New York-based Dona Chai has also framed its lack of caffeine as a form of functionality with the launch of its new Tisane line this summer. The drinks, marketed as “tea without tea” are made from a blend of spices, herbs, flowers and fruit and are available in Cardamon Mint, Elderflower Fennel and Turmeric Cherry varieties. According to Dona Chai founder Amy Rothstein, the line meets the trend for clean label, relaxing and wellness-oriented products.

“What I’ve noticed throughout the years about the tea market is that people are starting to move away from caffeine,” Rothstein said. “A lot of people make the choice to drink something totally herbal.”

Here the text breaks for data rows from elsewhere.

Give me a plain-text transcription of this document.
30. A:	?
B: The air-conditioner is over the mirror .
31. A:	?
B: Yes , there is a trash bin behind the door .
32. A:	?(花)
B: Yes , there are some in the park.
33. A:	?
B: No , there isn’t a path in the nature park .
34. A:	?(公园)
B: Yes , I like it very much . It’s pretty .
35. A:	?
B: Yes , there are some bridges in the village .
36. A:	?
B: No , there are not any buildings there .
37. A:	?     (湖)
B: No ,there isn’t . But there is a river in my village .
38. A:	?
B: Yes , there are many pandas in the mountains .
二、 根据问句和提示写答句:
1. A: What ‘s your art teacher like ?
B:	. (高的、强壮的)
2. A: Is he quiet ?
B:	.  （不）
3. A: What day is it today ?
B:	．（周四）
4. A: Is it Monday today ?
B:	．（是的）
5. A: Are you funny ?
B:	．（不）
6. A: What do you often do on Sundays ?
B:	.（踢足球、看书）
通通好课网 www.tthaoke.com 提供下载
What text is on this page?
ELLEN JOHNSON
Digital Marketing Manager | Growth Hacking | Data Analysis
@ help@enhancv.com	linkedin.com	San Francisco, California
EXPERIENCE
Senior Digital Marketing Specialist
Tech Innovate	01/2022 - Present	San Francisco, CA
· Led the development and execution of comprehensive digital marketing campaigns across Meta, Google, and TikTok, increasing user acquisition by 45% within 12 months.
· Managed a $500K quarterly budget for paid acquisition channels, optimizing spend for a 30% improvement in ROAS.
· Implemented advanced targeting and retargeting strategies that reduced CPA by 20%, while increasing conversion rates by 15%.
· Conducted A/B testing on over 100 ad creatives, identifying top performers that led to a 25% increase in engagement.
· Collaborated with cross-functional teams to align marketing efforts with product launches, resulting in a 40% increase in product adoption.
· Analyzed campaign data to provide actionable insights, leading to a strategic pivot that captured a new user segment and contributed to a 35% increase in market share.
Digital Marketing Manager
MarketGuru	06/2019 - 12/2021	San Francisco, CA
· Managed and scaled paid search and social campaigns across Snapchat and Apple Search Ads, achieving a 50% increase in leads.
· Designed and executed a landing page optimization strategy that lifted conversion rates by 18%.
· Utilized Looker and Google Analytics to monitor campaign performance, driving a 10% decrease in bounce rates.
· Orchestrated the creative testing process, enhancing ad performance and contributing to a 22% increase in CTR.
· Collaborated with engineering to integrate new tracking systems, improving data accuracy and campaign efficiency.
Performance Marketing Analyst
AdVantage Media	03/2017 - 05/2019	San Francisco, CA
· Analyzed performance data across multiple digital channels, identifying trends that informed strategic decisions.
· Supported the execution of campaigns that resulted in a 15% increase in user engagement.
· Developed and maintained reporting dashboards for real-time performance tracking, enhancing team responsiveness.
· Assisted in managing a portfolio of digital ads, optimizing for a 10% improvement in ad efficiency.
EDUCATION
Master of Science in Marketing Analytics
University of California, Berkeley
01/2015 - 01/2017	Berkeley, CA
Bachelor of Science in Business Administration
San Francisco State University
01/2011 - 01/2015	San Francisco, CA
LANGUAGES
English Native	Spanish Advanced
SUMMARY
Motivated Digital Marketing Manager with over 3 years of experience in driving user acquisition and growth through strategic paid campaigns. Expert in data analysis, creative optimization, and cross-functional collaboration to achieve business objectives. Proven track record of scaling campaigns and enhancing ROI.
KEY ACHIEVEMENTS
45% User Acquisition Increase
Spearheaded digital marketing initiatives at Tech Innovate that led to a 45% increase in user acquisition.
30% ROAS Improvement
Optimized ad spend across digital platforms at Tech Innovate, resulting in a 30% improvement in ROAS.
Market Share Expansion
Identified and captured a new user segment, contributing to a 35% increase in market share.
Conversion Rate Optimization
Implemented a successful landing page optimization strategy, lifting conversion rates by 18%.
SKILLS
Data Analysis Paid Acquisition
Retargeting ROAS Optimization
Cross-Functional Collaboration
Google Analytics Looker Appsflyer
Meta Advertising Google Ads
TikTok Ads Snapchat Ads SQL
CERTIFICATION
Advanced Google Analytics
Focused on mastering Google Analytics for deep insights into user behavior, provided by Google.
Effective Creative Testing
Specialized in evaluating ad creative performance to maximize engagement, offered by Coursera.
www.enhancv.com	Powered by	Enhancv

Chi Nguyen, founder and CEO of Texas-based Purpose Tea, said her brand has aimed to emphasize the antioxidant properties of purple tea sourced from Kenya. Purpose Tea, along with fellow purple tea maker Kabaki, has sought to educate consumers on the health benefits of their key ingredient. Nguyen noted that since the onset of the pandemic, the brand has begun emphasizing purple tea’s low caffeine content relative to green tea as a selling point as consumers report increased anxiety.

Launched in 2018, Purpose Tea is still finding its footing in the marketplace and is aiming to increase its online presence as a means of attracting and educating new consumers, particularly as the retail space proves to be increasingly competitive.

“The retail space, I feel like, is now seeing some level of normalcy and category review schedules are back on,” Nguyen said. “There are some stores that will cut us in opportunistically so we’re still attacking the brick and mortar distribution plan, but we are really augmenting that with a lot of ecommerce and digital efforts.”